Of course this didn’t happen. I’m a winter girl, and retracing ones steps in winter is idiotically easy. You follow your steps in the snow. Or barring snow, you look through the mostly leafless trees to where you were and go there. Not rocket science. So easy an English major could (and does) do it. Not true in June, when the trees and their glorious f***ing foliage is every direction you look. I didn’t find the sled, however I did magically find the old overgrown logging road, which then led to the road I’d been on two hours earlier at the start of this not-on-my-position-description task. Only problem was I was about 1 1/2 miles from where I started, and the truck.
I drew a big X in the dirt on the road where I’d emerged, and actually jogged to my truck. My thinking was “i’ll get the truck closer, park it on that logging road, walk North for the sled, East for the porcupine.” My thinking was still blissfully optimistic. And shazam, I did find the truck, and did park it on the old logging road. And viola, I did find the porcupine inside the trap…after a while (I somehow came at it from a different direction, which was disconcerting) But now here I was – drenched in sweat and swampwater, zipped up in mesh, exhausted, with a 17 pound trap full of a 14 pound porcupine, and a laundry basket. Sweet. And no sled, and no collar removing equipment. Rudy was coming back to the truck with me.
If you’ve never carried one of those Tomahawk traps before, they are a bit awkward, compounded when full of 30,000 or so needle-sharp quills. The handle, placed in the middle of the 3 foot trap, makes it difficult to carry the trap without brushing it against your leg. Unless you have ginormous damn triceps you can’t hold it in front of you, either. Carrying it through 10,000 miles of swampy oak wilt death forest while being hunted by prehistorically sized mosquitos will not kill you, but will make you so angry you feel like you would like to be killed and hence put out of a particularly character-building sort of discomfort.

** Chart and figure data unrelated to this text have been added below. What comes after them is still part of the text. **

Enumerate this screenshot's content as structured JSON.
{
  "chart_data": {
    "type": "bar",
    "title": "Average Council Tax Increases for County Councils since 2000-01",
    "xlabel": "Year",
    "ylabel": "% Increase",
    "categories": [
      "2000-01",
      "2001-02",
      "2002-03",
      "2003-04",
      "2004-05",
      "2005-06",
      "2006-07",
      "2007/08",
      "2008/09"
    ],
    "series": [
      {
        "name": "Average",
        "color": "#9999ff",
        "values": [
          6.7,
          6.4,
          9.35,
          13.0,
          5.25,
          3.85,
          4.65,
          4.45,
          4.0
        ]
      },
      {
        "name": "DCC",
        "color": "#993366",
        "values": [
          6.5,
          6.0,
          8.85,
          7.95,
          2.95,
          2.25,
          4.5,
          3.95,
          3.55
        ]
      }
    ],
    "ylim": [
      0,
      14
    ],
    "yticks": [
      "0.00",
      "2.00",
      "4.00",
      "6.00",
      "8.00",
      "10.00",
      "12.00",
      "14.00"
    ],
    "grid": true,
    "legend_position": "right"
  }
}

I ended up carrying/dragging/shlepping it. Placing the beast on the other side of a big tree, climbing over the tree, picking up the trap. At one point I had one end of the trap in the laundry basket, and I weaved my fingers through the other end and dragged the whole contraption. I wondered if the trauma to the porcupine was possibly more than just leaving the collar on her. But we made it, eventually. I made one last half-ass attempt to find the sled with the wire-cutting equipment, but it was getting to be late, and I admit, I gave up. I took Rudy back to headquarters, where I cut off her collar. She was fine.